3Q23 Business Update: Impressive turnaround with more growth headroom ahead
- Underlying profit increased >80% y-o-y on strength in Health & Beauty, Convenience Stores and Restaurants, offset by softer Grocery Retail and Home Furnishing results
- Management guided for substantially lower growth rate in 4Q23 given base effect of Health & Beauty segment
- Likely to miss FY23F expectations of 66% growth in 2H23F, but see multiple growth catalysts going into FY24
- YTD share price correction unjustified given clear recovery trajectory; Maintain BUY, TP at US$3.80
What’s new?
DFI 3Q23 interim management update highlighted >80% growth in underlying profit over 3Q22. In its interim update, DFI Retail Group (DFI) shared that the substantial growth was driven by Health & Beauty (H&B), Convenience Stores (CS) and Restaurants segments, offset by lower results in Grocery Retail and Home Furnishing segments.
Management guided for lower growth rate in 4Q23 compared to the current >80% seen in 3Q23. Management stated that given high base in 4Q22 on strong H&B sales due to surge in COVID cases post relaxation of mobility restrictions in China, it is expecting substantially lower 4Q23 growth relative to current >80% for 3Q23.

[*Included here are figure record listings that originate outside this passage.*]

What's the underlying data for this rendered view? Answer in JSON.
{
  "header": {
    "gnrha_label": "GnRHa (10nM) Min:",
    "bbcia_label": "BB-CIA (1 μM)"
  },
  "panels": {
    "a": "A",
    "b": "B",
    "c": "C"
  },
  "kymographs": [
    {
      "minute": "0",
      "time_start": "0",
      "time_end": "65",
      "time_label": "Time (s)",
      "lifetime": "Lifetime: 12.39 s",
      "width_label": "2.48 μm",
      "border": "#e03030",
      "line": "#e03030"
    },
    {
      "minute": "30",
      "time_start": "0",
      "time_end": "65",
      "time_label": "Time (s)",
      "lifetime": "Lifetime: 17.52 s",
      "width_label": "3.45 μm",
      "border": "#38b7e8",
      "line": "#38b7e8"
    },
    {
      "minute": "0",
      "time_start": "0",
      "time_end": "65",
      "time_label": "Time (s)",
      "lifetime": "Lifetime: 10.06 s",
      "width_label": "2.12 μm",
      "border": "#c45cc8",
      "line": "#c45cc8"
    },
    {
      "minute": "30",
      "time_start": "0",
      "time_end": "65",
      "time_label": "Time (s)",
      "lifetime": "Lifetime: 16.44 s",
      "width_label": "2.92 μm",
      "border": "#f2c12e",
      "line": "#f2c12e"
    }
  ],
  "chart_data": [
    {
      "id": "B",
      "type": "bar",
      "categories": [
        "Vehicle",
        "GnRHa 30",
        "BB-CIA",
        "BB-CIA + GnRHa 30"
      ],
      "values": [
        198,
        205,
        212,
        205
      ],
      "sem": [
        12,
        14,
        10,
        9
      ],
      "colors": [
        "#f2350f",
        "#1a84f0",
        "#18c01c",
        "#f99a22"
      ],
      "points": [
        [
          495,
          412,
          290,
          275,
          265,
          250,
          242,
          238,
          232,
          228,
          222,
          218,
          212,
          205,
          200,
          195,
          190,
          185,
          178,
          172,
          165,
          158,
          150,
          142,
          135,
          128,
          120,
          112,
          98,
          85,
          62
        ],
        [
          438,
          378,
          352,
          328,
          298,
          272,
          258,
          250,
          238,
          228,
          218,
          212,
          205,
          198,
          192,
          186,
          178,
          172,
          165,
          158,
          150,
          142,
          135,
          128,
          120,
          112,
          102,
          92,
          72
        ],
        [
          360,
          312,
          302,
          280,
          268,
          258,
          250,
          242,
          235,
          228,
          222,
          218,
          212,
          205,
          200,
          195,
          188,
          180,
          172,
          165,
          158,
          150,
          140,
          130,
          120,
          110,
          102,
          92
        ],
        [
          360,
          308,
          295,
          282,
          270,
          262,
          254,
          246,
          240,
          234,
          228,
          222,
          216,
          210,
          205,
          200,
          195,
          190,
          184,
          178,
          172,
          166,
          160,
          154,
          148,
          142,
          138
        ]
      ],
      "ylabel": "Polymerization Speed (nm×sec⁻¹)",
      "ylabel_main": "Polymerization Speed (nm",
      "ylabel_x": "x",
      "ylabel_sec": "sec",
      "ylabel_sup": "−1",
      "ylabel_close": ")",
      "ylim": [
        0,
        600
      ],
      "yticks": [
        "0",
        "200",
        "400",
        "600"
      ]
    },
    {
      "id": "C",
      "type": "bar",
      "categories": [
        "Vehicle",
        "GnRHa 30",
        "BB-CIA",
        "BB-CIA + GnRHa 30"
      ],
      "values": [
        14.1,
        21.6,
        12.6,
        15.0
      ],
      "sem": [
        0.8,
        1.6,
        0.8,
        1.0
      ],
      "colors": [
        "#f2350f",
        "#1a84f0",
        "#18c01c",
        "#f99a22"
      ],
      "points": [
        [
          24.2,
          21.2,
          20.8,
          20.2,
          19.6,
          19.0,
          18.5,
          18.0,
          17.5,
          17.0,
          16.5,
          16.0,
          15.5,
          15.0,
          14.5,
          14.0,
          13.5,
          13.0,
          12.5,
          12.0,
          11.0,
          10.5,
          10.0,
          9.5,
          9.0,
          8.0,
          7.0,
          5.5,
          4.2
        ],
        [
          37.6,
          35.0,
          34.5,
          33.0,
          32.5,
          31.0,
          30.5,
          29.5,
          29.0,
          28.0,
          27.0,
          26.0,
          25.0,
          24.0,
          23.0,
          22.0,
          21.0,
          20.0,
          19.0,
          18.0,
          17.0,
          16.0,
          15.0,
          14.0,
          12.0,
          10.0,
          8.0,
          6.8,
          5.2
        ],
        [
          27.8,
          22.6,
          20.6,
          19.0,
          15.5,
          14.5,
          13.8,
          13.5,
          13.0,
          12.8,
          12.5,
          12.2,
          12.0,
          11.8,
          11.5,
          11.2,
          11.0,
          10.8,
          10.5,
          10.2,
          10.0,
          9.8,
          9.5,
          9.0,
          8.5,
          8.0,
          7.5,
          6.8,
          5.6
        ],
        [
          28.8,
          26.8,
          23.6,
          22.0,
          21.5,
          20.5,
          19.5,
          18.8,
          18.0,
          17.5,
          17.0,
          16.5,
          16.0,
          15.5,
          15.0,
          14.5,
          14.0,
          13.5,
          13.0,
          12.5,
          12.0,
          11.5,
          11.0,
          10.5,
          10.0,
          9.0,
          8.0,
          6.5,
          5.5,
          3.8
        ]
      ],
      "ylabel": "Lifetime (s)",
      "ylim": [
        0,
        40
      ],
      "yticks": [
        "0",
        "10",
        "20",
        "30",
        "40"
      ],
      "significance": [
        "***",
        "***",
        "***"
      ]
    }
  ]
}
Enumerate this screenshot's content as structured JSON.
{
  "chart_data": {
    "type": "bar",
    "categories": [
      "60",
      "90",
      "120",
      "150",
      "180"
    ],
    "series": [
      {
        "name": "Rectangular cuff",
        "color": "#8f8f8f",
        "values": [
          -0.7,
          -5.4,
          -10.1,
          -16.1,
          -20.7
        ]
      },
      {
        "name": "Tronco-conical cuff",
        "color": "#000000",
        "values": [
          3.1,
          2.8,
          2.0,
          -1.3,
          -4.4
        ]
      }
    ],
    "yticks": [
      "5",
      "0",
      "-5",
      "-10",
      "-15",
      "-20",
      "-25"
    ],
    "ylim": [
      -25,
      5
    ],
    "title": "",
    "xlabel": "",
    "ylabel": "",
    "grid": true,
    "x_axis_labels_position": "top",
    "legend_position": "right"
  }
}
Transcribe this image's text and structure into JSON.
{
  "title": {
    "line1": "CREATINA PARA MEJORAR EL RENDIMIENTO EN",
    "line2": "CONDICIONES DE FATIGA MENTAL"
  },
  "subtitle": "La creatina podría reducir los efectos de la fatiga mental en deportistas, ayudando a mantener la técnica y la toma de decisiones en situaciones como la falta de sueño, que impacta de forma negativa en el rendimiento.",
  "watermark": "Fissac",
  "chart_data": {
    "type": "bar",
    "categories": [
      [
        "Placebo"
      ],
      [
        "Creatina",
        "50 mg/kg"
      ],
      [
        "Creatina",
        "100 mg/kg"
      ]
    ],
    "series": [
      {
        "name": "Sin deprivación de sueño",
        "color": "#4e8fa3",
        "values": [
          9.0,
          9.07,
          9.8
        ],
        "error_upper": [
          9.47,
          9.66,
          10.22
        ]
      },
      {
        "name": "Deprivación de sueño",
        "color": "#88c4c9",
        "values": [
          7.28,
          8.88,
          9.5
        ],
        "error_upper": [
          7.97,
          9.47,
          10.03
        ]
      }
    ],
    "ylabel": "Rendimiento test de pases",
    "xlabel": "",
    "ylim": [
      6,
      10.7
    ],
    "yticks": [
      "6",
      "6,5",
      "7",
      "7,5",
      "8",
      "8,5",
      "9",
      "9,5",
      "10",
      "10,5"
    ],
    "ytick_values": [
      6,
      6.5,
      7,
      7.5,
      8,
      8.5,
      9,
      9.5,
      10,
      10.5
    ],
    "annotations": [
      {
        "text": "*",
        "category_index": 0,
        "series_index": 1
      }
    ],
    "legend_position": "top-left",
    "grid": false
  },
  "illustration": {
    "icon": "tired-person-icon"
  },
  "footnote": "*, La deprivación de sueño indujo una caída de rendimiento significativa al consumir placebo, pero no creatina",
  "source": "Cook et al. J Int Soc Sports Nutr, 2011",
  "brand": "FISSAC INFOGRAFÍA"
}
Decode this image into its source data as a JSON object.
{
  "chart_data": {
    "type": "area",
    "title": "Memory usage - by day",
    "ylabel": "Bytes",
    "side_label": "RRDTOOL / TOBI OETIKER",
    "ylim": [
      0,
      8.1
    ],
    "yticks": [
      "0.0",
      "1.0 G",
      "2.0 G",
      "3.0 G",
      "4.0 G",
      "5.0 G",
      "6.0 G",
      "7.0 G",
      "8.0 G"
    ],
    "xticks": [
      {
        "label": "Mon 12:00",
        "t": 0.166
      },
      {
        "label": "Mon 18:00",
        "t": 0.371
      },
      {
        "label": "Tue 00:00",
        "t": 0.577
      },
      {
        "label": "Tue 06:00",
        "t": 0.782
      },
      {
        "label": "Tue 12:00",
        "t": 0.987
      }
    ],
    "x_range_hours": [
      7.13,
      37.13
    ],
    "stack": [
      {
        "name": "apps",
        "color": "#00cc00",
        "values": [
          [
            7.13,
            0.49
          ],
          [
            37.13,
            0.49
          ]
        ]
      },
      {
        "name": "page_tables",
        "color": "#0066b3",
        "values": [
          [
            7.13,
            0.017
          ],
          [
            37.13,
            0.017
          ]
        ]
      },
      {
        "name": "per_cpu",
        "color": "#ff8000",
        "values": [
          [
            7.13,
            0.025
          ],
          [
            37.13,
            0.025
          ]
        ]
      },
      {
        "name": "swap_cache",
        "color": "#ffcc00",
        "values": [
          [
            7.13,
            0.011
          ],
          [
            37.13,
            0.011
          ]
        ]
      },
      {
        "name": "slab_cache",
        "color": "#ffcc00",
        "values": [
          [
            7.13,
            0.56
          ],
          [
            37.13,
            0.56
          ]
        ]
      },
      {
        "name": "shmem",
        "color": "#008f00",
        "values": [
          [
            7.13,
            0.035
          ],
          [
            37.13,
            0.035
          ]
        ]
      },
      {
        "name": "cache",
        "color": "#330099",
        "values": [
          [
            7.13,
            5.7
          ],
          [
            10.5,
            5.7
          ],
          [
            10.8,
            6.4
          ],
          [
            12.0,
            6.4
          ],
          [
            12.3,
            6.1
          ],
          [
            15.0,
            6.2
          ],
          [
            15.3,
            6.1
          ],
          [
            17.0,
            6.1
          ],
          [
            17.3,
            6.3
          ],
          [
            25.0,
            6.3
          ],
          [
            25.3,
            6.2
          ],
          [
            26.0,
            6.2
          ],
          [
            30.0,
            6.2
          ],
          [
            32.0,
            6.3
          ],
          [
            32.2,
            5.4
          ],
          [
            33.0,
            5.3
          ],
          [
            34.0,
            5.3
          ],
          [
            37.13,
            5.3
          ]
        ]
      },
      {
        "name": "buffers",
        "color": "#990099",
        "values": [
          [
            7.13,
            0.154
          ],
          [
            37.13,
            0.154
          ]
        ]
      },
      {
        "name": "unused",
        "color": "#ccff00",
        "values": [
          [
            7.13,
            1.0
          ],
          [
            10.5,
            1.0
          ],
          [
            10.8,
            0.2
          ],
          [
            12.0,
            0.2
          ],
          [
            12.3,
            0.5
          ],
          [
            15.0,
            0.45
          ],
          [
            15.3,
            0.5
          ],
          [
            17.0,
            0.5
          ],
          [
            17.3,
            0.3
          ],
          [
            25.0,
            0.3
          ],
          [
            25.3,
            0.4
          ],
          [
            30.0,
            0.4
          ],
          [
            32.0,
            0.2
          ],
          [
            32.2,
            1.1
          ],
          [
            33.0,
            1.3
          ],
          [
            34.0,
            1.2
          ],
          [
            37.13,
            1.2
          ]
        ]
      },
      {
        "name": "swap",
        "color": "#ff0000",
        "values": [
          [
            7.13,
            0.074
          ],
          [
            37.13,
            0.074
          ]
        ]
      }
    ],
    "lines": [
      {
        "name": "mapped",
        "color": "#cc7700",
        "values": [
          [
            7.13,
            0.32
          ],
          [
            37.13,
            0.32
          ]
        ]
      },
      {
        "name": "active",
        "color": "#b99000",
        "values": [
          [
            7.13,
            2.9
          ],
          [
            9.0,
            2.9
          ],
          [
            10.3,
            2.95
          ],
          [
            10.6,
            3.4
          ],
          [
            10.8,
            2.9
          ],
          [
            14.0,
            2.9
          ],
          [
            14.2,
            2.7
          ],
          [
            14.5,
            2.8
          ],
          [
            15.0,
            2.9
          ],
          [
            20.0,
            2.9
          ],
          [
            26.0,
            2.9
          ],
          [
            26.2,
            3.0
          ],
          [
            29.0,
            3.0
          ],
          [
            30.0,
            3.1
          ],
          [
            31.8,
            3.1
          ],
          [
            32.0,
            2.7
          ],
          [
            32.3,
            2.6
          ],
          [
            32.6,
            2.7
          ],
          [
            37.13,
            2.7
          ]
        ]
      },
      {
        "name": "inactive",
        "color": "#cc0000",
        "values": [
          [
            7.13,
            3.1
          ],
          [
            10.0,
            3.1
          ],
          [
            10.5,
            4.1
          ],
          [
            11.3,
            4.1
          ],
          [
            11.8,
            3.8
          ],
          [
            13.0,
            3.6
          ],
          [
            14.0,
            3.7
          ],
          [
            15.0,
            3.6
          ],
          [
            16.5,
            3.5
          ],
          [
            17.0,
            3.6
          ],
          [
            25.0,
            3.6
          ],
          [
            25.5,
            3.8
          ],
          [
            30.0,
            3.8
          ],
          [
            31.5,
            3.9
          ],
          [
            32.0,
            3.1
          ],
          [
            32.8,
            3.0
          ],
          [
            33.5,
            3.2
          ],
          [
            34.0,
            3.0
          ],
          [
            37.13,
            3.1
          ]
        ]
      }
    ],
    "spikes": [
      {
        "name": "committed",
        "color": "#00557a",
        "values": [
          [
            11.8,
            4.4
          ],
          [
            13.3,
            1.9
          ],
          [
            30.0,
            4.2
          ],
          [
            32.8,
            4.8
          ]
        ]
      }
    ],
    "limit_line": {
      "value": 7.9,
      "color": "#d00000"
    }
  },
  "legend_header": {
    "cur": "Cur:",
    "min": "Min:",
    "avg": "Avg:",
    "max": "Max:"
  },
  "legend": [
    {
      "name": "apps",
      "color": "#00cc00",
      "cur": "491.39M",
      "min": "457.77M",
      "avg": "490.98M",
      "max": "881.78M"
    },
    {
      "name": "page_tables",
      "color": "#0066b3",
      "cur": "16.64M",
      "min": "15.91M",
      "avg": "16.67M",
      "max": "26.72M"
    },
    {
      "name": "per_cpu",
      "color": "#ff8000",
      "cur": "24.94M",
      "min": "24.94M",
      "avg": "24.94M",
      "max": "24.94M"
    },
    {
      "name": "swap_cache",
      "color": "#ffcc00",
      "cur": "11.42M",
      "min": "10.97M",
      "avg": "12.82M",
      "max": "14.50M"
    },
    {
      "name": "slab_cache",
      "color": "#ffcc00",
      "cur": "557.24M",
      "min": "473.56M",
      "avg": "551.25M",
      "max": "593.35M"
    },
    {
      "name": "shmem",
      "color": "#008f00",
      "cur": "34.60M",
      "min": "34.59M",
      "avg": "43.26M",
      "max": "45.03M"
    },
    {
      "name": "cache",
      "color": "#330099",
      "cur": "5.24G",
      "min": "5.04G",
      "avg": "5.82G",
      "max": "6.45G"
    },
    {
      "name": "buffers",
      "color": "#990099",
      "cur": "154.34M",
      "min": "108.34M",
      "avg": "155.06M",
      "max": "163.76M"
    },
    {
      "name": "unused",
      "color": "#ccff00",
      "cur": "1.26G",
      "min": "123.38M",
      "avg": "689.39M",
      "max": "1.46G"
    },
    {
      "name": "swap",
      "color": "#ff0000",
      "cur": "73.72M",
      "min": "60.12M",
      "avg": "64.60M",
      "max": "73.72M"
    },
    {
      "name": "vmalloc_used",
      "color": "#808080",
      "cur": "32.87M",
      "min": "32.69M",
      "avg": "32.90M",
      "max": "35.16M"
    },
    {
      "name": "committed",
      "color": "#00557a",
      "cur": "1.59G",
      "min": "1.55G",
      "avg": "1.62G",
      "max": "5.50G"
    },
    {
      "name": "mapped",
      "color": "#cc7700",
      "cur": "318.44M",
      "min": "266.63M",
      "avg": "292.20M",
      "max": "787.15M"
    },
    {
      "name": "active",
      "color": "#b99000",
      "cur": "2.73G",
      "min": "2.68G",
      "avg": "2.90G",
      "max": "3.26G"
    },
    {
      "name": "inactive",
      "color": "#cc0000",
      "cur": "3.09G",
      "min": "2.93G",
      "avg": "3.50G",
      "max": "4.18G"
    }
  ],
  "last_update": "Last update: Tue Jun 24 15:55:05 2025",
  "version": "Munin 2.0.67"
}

We summarise the segmental commentaries in the table below:

Our views
Continued signs of recovery, but likely to miss FY23F expectations. 3Q23 business update again reinforces our recovery investment thesis. Post-COVID recovery continues to provide a significant boost to Convenience Store, Health & Beauty and Maxim’s despite the soft consumer sentiments in Mainland China. We believe management guidance is hinting at continued growth in 4Q23 potentially in the mid double-digit range, lower than the very strong 80% currently seen, but still relatively impressive. Based on our initial assessment, we believe the company’s 2H23 core PATMI could fall short of our 2H23F core PATMI at US$134m (66% y-o-y growth).
See Yonghui performance as potential risk to our earnings forecast. Sun Art Retail, a close competitor to Yonghui, announced a profit warning of widening losses in 1HFY24, which could imply a similar situation at Yonghui. We have penciled in continued losses within our revised forecast post 2Q23 earnings and that losses will persist into FY24F. Nonetheless, we do not discount the risk of widening losses even going into FY24F, which might adversely impact our FY24F earnings.
Valuations pegged to FY24F earnings; Reiterate BUY; TP: US$3.80. While earnings recovery could fall short of our expectations for FY23F, we expect growth momentum to continue into FY24F with normalisation of tourist arrivals to Hong Kong boosting H&B and Maxim’s. In addition, generally higher sales should contribute to improved margins due to operating leverage. Share price has retreated by 18% YTD, and back to the same level a year ago when restrictions were just lifted. We believe this may not be justified given that we are clearly on the recovery path. We maintain our BUY call with TP of US$3.80, pegged to 17.4x PE ratio on its FY24F earnings, which is -1.5S.D. of its 10 year historical pre-COVID PE valuation.